The Rainbow Connection

I got into a discussion the other day about the University of Hawaii football team’s nickname.  The other person in the discussion was positive, he said, that the Hawaii teams were all called “the Warriors” and that it had been that way for several decades.  I disagreed.  I repeated what I had read some time back, that each of the individual teams from the University of Hawaii had been allowed to choose their own mascot.  The baseball team called itself the “Rainbows”, the football team went with “Warriors”, the basketball team chose “Rainbow Warriors”, and the women’s teams were either called the “Wahine” or “Rainbow Wahine”.  “Wahine”, by the way, according to the dictionary, means either “Polynesian wife” or “female surfer”.  But during my first visit to the islands, I was told it simply meant “girl” in the Hawaiian language.

In that discussion, it turns out, neither one of us was exactly correct.  He was correct about “Warriors”, in that the football team called itself exclusively the Warriors from 2000 to 2013.  I was right about the other names, but it had escaped both of our attentions that the school’s president declared in 2013 that every team from now on would be known as the “Rainbow Warriors”.

That information made me wonder which name was the original.  In the beginning of University of Hawaii sports, what did they call themselves?  The answer goes back to 1909, and it’s not Rainbows, Warriors or Rainbow Warriors.  In 1909, a full fifty years before Hawaii became a state, newspapers reported that the College of Hawaii had played its first official football game, even though the game was against the team from McKinley High School.  In 1909, of course, it wasn’t nearly as easy as it is now for a team to travel from Hawaii to the mainland, and since there was only one college operating in Hawaii, they were forced to play only teams from high schools or military bases.

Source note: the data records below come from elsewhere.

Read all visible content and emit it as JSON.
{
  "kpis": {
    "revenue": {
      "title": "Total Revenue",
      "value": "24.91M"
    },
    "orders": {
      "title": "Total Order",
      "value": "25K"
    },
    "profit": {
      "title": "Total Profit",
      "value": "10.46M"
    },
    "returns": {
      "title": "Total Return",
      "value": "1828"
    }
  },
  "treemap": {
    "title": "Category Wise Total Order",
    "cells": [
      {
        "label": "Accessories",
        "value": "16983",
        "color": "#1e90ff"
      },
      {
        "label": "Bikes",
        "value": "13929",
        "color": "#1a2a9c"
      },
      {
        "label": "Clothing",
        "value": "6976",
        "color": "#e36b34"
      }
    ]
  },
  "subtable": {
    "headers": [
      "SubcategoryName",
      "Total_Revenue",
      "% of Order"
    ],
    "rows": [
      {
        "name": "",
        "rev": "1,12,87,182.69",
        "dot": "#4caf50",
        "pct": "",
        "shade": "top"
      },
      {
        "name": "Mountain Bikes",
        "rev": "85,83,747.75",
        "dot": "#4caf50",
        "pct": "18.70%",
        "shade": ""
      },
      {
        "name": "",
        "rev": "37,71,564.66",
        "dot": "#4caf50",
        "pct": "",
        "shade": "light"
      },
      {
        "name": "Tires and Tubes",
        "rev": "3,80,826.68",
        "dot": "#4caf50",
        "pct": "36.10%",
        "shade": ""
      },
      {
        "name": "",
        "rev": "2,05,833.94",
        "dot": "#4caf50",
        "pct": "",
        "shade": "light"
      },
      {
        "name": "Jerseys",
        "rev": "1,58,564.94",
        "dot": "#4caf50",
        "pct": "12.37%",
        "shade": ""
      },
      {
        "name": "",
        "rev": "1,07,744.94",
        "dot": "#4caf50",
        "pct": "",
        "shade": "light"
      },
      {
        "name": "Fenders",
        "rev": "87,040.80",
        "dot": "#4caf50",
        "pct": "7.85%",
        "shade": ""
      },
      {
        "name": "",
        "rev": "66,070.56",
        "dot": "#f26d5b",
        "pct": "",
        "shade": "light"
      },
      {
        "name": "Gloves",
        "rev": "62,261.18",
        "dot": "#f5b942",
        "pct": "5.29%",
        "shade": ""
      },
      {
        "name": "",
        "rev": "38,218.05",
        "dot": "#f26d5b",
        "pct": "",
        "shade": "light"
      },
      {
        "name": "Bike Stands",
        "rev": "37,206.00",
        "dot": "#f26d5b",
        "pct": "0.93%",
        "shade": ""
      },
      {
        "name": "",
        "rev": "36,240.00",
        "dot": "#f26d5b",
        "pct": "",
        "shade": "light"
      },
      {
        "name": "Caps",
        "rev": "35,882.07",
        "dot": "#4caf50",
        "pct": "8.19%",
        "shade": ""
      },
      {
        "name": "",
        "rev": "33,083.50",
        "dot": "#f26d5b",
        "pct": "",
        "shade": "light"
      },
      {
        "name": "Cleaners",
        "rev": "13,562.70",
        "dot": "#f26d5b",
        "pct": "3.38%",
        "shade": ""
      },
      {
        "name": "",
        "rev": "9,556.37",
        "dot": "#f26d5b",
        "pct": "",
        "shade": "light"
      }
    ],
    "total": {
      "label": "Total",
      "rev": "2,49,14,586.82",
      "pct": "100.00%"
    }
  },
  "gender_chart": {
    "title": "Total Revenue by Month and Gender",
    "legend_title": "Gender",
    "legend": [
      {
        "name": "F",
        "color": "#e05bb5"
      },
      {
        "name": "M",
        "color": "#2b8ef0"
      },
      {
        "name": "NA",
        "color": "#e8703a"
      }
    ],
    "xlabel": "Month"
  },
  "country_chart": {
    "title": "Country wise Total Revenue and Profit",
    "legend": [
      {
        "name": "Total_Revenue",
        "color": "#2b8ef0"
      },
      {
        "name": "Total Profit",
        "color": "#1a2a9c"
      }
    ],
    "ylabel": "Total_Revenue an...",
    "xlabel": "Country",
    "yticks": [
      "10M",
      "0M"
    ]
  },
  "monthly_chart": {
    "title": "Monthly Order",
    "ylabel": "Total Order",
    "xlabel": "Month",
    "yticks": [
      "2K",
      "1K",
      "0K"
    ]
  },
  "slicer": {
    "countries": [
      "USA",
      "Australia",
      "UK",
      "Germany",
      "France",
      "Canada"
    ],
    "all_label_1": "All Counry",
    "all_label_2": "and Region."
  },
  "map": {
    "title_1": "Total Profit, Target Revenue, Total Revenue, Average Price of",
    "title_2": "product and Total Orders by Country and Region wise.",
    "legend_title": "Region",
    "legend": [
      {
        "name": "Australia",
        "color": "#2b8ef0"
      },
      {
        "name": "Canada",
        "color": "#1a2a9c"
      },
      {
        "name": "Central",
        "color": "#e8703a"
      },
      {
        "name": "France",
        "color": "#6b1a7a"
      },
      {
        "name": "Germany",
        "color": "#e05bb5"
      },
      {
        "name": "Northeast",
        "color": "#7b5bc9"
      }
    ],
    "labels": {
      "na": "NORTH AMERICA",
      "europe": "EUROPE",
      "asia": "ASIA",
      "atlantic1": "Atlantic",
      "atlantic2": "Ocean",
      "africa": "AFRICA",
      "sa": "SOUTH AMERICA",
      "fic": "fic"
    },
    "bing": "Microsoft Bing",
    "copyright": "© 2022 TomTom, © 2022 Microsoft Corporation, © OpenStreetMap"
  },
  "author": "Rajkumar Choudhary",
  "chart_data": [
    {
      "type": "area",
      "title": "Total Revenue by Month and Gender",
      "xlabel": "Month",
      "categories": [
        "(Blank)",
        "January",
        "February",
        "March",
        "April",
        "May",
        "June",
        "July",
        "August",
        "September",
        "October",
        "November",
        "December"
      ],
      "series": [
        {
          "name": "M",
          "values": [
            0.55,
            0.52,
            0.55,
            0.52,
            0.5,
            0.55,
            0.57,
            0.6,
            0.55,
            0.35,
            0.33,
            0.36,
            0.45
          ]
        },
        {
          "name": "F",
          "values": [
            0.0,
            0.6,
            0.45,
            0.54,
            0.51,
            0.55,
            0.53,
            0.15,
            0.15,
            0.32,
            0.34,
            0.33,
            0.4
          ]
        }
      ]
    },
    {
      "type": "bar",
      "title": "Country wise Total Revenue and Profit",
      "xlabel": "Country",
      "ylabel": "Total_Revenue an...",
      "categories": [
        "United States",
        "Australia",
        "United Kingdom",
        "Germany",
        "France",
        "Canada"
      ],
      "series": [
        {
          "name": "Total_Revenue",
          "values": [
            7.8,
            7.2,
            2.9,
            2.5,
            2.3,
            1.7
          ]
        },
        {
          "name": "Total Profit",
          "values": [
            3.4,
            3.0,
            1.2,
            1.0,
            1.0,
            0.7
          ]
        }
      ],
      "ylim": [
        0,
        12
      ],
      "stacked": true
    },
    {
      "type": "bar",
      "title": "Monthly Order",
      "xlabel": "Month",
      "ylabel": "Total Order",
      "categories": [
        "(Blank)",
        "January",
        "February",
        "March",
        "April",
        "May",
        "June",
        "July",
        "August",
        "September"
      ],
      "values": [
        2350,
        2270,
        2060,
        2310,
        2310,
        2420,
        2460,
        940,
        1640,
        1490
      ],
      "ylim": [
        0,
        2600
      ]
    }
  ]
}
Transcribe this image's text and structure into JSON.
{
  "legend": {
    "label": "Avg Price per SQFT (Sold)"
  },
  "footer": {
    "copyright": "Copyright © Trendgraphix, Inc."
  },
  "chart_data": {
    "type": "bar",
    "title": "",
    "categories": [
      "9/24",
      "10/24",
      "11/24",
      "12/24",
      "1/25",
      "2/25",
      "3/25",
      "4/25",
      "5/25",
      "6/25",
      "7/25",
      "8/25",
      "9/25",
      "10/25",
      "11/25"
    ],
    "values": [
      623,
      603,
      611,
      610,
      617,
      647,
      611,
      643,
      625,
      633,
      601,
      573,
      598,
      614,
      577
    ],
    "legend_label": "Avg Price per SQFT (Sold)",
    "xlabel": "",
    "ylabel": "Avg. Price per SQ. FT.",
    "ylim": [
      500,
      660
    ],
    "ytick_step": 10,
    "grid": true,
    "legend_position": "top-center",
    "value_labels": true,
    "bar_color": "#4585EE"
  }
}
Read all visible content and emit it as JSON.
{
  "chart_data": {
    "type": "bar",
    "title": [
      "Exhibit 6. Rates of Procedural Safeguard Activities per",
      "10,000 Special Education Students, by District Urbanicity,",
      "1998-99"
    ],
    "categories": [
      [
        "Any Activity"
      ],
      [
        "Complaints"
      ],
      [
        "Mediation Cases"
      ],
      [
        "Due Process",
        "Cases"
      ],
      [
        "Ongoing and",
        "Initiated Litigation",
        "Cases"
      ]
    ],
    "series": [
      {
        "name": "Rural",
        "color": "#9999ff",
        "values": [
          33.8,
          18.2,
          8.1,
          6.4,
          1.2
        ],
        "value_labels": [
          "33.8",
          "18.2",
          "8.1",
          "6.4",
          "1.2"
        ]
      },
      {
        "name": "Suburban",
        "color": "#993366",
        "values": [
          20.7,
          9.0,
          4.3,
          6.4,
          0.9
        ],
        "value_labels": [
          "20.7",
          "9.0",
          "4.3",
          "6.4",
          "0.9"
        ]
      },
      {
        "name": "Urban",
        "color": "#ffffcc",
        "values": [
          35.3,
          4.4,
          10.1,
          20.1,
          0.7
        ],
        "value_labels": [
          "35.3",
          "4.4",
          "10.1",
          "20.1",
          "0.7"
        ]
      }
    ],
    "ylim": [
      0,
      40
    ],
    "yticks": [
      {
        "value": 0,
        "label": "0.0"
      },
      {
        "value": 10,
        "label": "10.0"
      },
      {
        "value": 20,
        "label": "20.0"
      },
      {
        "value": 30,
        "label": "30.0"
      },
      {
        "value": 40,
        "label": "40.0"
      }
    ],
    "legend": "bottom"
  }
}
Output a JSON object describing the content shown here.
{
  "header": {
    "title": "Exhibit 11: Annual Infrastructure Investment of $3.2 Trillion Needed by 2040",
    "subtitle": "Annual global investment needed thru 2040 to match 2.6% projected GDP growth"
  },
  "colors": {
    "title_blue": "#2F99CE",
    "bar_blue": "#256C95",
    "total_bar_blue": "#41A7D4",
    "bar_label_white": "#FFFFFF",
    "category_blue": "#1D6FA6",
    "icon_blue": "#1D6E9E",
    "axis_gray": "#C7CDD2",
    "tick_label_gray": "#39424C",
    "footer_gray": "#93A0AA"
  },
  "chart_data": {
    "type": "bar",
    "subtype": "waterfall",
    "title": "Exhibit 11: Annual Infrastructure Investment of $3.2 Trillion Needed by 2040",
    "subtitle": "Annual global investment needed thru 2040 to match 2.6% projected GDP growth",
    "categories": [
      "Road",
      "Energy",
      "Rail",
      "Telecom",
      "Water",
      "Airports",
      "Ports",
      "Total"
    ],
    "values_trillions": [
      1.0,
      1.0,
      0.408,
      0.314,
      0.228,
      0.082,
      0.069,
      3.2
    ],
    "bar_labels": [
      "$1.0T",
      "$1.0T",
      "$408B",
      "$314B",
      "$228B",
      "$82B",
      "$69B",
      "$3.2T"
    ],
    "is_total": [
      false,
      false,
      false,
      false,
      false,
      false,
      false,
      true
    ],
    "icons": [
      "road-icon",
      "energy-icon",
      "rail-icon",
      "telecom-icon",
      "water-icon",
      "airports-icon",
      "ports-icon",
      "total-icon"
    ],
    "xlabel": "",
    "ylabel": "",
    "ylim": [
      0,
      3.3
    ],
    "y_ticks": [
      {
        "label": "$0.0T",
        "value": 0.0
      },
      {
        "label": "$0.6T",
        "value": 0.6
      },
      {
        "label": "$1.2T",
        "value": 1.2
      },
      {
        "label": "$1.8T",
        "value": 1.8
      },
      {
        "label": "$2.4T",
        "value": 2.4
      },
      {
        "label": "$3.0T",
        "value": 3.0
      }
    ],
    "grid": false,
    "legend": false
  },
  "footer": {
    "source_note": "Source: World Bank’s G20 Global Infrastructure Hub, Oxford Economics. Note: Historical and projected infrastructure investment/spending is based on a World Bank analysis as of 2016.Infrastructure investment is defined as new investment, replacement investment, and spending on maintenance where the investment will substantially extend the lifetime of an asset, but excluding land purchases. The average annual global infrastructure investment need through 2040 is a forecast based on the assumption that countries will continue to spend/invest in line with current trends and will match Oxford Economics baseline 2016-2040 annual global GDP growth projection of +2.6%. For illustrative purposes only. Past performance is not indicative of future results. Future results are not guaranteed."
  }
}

Anyway, the score of that first game was reported as “College of Hawaii Fighting Deans 95, McKinley High School Tigers 5.  In 1909, by the way, touchdowns were five points each.

The College of Hawaii became the University of Hawaii in 1920, and that year they played their first intercollegiate game, losing 14-0 to Nevada-Reno on Christmas Day.  This was several years before most bowl games began, and the Nevada-Reno powers that be decided a trip to Hawaii was a great reward for the team’s 1920 season.

In 1923, Hawaii upset Oregon State 7-0 at Moi-li-i-li Field.  As the game ended, a rainbow appeared over the stadium.  This was not unusual for Hawaii, which is known for its rainbows, but since it happened in the final seconds of a big win, reporters and others began calling the teams the Rainbows.

It wasn’t until 1974 that the University of Hawaii teams joined Division one of the NCAA.  And for a short time they were known as the Bows before changing to the Rainbow Warriors, which they are once again today.

As a side note, for years there have been citizens in Hawaii who want to change the name of the team to “the Menehune” in honor of an old Hawaiian legend.  But no athletic director or football coach has ever agreed to the name.  The reason?  Menehune are mythical tiny creatures that live in the forests and jungles of Hawaii.  And no football official wants his team to be both small and imaginary.